Auch Duke Ellington wäre wahrscheinlich gerne dabei gewesen

Gitarrist Sammy Vomáčka gab am 19. Januar ein kleines, aber feines Konzert im Bürgertreff

"Und das geht ungefähr so", moderiert der Gitarrist Sammy Vomáčka immer wieder seine Stücke an. Ob Duke Ellington, Joe Pass und Django Reinhardt: Vermutlich hätten sie alle ihre helle Freude daran gehabt, wie der tschechische Gitarrist ihre Stücke interpretiert.

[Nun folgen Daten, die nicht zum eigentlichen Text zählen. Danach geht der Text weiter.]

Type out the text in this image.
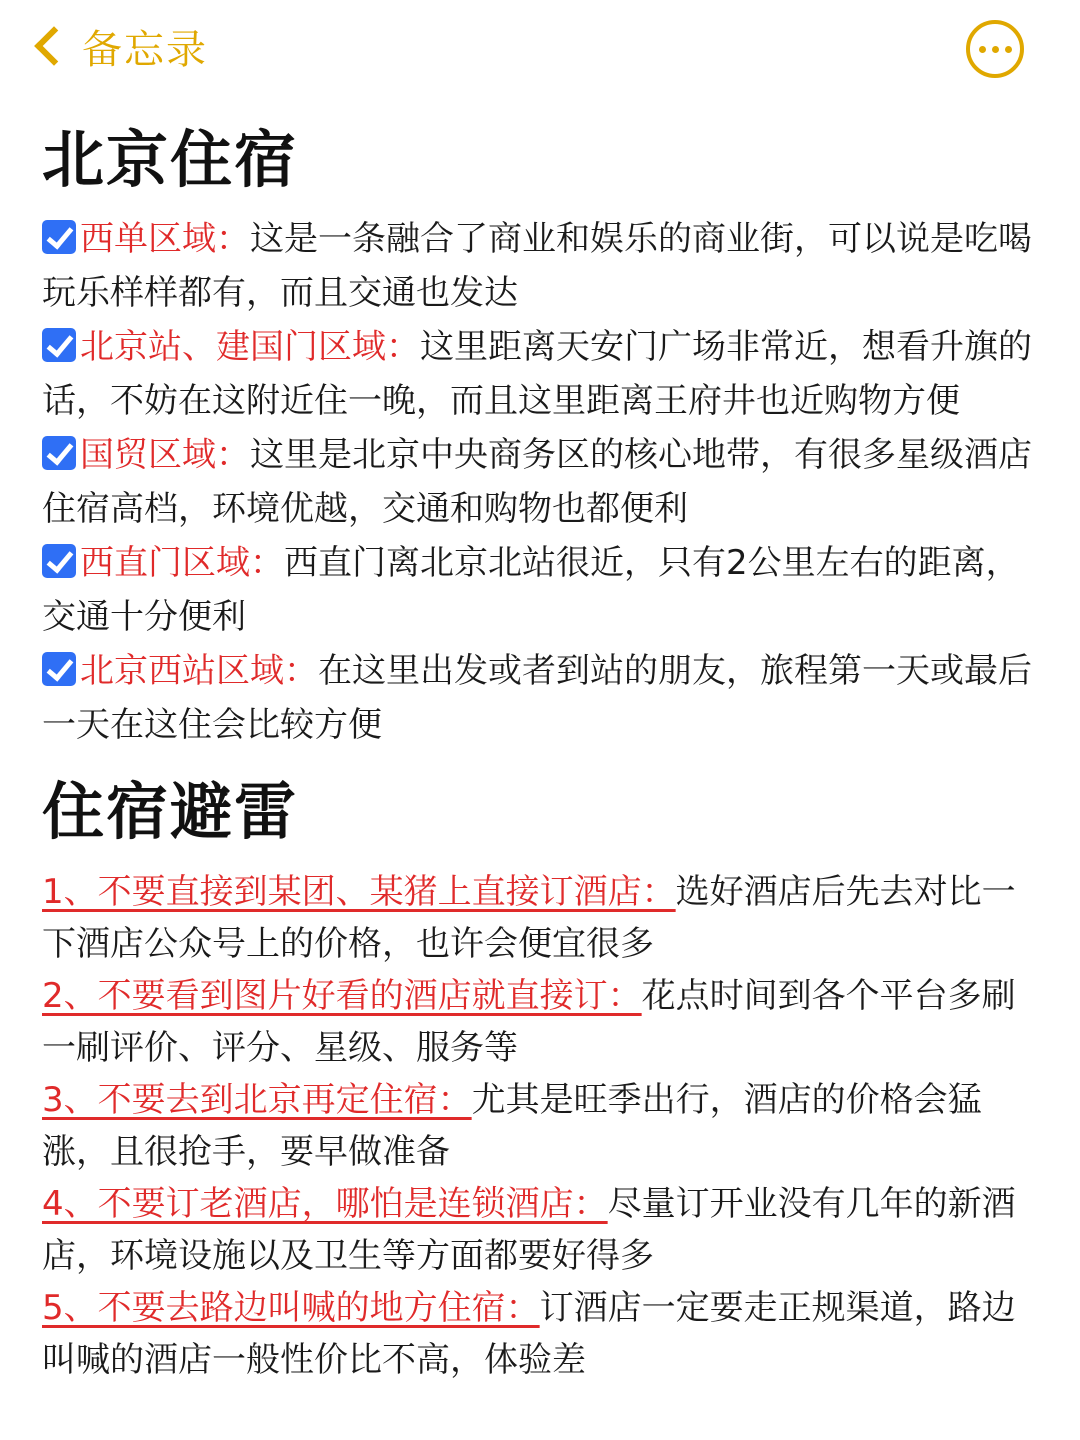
备忘录
北京住宿

西单区域：这是一条融合了商业和娱乐的商业街，可以说是吃喝玩乐样样都有，而且交通也发达

北京站、建国门区域：这里距离天安门广场非常近，想看升旗的话，不妨在这附近住一晚，而且这里距离王府井也近购物方便

国贸区域：这里是北京中央商务区的核心地带，有很多星级酒店住宿高档，环境优越，交通和购物也都便利

西直门区域：西直门离北京北站很近，只有2公里左右的距离，交通十分便利

北京西站区域：在这里出发或者到站的朋友，旅程第一天或最后一天在这住会比较方便

住宿避雷

1、不要直接到某团、某猪上直接订酒店：选好酒店后先去对比一下酒店公众号上的价格，也许会便宜很多

2、不要看到图片好看的酒店就直接订：花点时间到各个平台多刷一刷评价、评分、星级、服务等

3、不要去到北京再定住宿：尤其是旺季出行，酒店的价格会猛涨，且很抢手，要早做准备

4、不要订老酒店，哪怕是连锁酒店：尽量订开业没有几年的新酒店，环境设施以及卫生等方面都要好得多

5、不要去路边叫喊的地方住宿：订酒店一定要走正规渠道，路边叫喊的酒店一般性价比不高，体验差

Der aber gibt sich auf der Bühne ganz bescheiden, obwohl er weit gereist ist, auf unzähligen Bühnen stand und immer wieder neue Stile und Techniken aufgegriffen hat. "Es kann durchaus sein, dass mich Leute, die mich vor Jahrzehnten gehört haben, heute nichts mehr mit meiner Musik anfangen können. Weil sie immer noch dasselbe erwarten, ich mich aber weiterentwickelt habe", verrät  Vomacka beim Gespräch mit seinen Zuhörern in der Pause am Tresen.

Vom Ragtime bis zum Jazz

In den zwei Stunden im Bürgertreff bot er die ganze Spannbreite seines Repertoires. Von den ersten Stücken, mit denen er auf den Berliner Straßen oder in französischen Restaurants etwas Geld verdiente, über den Ragtime, mit dem er sich einen Namen machte, bis zum Swing und zum Jazz. Dabei beherrscht er vor allem das Fingerpicking auf höchstem Niveau. "Wenn ich andere Musiker sehe, staune ich, wofür das Publikum manchmal klatscht. Vielleicht müsste ich noch viel mehr schwitzen", amüsiert sich Sammy Vomáčka über das, was er in der Musikszene heute erlebt. Immer wieder erzählt er nette Anekdoten aus seinem reichen Leben.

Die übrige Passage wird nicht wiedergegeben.